O relatório surge no momento em que o governo de transição da Somália está se preparando para uma grande ofensiva militar com o objetivo de recapturar a capital do país, Mogadíscio, e combater um movimento insurgente islâmico conectado à Al-Qaeda. Os Estados Unidos estão fornecendo assistência militar, enquanto as Nações Unidas tentam reverter as duas décadas de anarquia que o país vinha vivendo.

Um funcionário do governo dos Estados Unidos reconheceu recentemente que "a melhor esperança" da Somália era o novo comandante militar do governo, um antigo oficial de artilharia de 60 anos de idade que, até alguns meses atrás, estava trabalhando como subgerente de um McDonald's no subúrbio de uma cidade alemã.

Os investigadores que prepararam o relatório haviam sido originalmente instruídos a averiguar violações do embargo de armas imposto pela ONU à Somália, mas suas atribuições foram expandidas.
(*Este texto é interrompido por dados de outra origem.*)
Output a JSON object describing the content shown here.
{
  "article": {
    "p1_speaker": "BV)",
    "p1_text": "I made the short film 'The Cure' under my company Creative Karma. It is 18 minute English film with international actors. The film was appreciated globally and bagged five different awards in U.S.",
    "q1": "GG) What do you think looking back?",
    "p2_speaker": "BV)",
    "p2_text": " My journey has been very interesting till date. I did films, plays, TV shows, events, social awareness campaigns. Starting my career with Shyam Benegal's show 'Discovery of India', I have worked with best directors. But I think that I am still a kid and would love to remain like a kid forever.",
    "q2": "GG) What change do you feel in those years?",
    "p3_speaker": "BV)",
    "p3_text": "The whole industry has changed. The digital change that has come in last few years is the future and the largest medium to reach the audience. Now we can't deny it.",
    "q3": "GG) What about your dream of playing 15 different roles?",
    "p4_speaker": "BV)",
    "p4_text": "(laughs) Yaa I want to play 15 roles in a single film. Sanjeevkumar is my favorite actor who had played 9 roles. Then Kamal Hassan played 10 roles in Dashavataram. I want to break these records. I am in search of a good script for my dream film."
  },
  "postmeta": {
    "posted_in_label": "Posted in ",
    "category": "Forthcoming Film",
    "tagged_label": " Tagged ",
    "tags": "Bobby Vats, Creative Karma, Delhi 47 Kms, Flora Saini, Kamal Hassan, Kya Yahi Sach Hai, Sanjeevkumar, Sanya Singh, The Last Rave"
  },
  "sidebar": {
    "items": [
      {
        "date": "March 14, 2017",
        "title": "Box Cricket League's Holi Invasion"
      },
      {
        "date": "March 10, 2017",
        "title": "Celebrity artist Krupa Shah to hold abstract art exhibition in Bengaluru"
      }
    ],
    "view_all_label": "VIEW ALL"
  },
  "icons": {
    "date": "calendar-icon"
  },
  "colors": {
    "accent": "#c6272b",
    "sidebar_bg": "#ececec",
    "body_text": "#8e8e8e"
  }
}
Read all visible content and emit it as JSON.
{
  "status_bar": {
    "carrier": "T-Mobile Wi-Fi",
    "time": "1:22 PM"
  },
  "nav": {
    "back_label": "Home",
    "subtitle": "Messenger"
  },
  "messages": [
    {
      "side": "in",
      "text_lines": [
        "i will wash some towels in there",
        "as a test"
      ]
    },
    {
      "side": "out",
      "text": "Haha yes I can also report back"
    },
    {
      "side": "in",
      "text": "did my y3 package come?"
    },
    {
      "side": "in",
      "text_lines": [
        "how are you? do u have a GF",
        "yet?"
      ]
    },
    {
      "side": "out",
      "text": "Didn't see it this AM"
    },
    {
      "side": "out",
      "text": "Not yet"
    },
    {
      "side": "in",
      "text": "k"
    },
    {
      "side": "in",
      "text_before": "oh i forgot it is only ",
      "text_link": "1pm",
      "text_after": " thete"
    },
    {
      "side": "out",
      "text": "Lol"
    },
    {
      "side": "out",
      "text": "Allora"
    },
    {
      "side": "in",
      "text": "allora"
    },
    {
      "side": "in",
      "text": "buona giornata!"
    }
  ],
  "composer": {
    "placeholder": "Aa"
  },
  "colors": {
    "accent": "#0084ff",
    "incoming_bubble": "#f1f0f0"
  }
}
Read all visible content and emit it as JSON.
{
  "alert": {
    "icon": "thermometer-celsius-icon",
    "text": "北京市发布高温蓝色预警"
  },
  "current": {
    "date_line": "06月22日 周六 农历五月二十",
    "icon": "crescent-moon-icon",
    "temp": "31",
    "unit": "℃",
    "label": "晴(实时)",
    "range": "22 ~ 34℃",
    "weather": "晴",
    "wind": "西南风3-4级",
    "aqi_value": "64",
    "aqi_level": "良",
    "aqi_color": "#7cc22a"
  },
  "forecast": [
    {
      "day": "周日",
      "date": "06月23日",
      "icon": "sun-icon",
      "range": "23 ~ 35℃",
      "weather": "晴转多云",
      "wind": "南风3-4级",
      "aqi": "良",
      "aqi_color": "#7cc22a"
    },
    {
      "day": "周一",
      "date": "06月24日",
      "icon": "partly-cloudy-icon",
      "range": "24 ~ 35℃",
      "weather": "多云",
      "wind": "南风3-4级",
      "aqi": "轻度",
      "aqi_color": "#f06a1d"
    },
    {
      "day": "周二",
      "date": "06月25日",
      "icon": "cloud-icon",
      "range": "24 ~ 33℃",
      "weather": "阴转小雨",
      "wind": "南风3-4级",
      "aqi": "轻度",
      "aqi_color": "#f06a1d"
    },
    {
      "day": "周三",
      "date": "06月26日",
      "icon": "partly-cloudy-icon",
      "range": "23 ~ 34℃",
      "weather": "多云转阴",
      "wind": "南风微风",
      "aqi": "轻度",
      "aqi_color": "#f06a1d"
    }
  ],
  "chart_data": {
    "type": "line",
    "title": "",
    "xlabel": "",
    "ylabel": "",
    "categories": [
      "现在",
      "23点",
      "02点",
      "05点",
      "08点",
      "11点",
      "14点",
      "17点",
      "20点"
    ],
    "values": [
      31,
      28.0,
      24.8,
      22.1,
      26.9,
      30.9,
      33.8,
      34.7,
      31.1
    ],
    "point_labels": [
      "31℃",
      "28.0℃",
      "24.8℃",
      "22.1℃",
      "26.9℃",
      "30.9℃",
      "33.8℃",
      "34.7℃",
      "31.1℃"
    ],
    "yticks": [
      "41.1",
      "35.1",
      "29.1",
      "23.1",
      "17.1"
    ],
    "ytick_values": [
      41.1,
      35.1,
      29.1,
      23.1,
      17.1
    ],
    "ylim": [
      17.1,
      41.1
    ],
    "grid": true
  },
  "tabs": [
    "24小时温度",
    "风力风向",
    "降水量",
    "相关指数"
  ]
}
Diversos dos autores do relatório receberam ameaças de morte, e a ONU recentemente os transferiu do Quênia para Nova York a fim de proteger sua segurança.

Possíveis obstruções à assistência são um tema incômodo na Somália ao longo dos últimos 12 meses, e contribuíram para o adiamento de embarques pelo governo dos Estados Unidos e para recentes suspensões dos programas de alimentação em determinadas áreas, sob ordens de funcionários da ONU.O relatório destaca o Programa Mundial de Alimentos, a maior das agências assistenciais em operação em um país em perpétua crise, como especialmente problemático.

"Alguns recursos humanitários, especialmente a assistência alimentar, foram desviados para uso militar", afirma o relatório. "Uns poucos intermediários somalis empregados pelas agências de assistência formaram um cartel e se tornaram influentes, e alguns deles canalizam seus lucros -ou até mesmo o material de assistência - diretamente para grupos armados de oposição".

Essas alegações quanto a desvios de assistência alimentar surgiram inicialmente no ano passado, e o Programa Mundial de Alimentos vem negando constantemente a descoberta de indícios de delitos, e afirmou que uma auditoria interna sobre a questão não havia identificado quaisquer abusos mais graves.

"Ainda não tivemos acesso ao relatório do Grupo de Monitoração da Somália pela ONU", disse Amir Abdulla, diretor assistente do Programa Mundial de Alimentos, na terça-feira. "Mas investigaremos todas as alegações, como sempre fizemos no passado, quando surgiram questões sobre as nossas operações".

Os investigadores que redigiram o atual relatório questionam a independência da auditoria mencionada e pedem por uma nova investigação externa sobre a agência das Nações Unidas.

"Temos de dizer a essas pessoas que não se pode continuar assim para sempre, que sabemos o que elas estão fazendo e que elas não estão nos enganando, e deveriam parar", disse o presidente Ali Bongo Ondimba, do Gabão, que estava nas Nações Unidas, onde seu país preside o Conselho de Segurança este mês.

O relatório também acusa autoridades somalis de vender lugares em viagens à Europa e de que muitas das pessoas apresentadas como parte de comitivas governamentais, em viagens oficiais de autoridades somalis ao exterior, eram na verdade piratas ou membros de grupos militantes disfarçados.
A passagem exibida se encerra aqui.